Today I put a similar ride on my calendar for next Saturday and set the estimated stress to tempo. TR only estimated 129 TSS. I had to set it to Race Pace to get TSS to 208. Is this really correct? Was my 80% of FTP race pace? It sure didn’t feel like it.
Thanks for any input
Something is wrong by the math;
.8 x .8 x 100 x 2.5=160 TSS
TSS uses NP, not AP.
218 TSS in 2.5 hours means that your IF was 0.93 and your VI was 1.16. If your team ride had lots of changes in effort, then that seems about right.
129 TSS in 2.5 hours means an IF of 0.72, which is in the endurance range. This is the calculation that seems off, then.
That makes more sense after looking at the Strava file now. Weighted average power (Coggan Formula) in Strava is usually close to NP for the ride. In this case it’s 252…252/270=.93.
OK that makes sense. So another question then is when I add TSS manually to a ride I did without a power meter, that TSS is likely off, maybe even by as much as 100 points?
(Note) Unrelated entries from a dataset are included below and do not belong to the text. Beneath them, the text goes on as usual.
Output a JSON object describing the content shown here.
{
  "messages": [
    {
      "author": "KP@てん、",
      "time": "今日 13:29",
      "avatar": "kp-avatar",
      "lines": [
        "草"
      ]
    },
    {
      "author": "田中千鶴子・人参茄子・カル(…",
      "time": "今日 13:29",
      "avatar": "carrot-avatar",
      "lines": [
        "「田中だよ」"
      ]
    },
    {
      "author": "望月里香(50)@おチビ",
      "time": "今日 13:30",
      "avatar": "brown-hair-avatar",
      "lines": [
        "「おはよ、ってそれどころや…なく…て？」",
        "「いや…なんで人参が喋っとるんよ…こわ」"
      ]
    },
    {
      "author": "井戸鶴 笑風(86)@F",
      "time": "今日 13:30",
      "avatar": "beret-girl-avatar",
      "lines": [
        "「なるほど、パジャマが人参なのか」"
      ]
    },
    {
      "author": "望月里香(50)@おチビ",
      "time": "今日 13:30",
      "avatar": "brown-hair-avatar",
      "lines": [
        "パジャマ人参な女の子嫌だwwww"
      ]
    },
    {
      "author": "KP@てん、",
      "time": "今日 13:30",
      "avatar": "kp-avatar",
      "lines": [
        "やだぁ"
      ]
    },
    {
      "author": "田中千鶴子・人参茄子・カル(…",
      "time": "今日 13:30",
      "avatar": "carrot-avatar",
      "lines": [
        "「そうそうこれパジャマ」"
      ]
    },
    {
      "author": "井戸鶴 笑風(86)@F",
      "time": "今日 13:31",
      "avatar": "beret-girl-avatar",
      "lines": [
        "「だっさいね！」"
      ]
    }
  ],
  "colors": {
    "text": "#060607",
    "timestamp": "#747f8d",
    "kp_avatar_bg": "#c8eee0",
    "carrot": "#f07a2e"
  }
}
What’s this formula you are using?
IF x IF x 100 x duration
IF - intensity factor which is NP/FTP
Duration in hours
Like @old_but_not_dead_yet said you need to use NP (normalized power) and not average power
Strava uses xPower (25s rolling average) and Relative Intensity (xPower/CP). It’ll be slightly different (TSS vs BikeScore).
Ok cool, thank you. I’ll have to think more about how the ride actually was when adding tss for the rides I do without a power meter.
Thank you so much for your help
I don’t have any advice on estimating TSS, always had a power meter for that. Maybe heart rate somehow…
TR does it for you, but you have to put in your effort level. So I’ve been basing my effort on what it felt like. And I’m realizing this is not entirely accurate, as an easy ride is not easy if it has hard efforts sprinkled in. So I just have to give more thought into imagining what my normalized power would have been.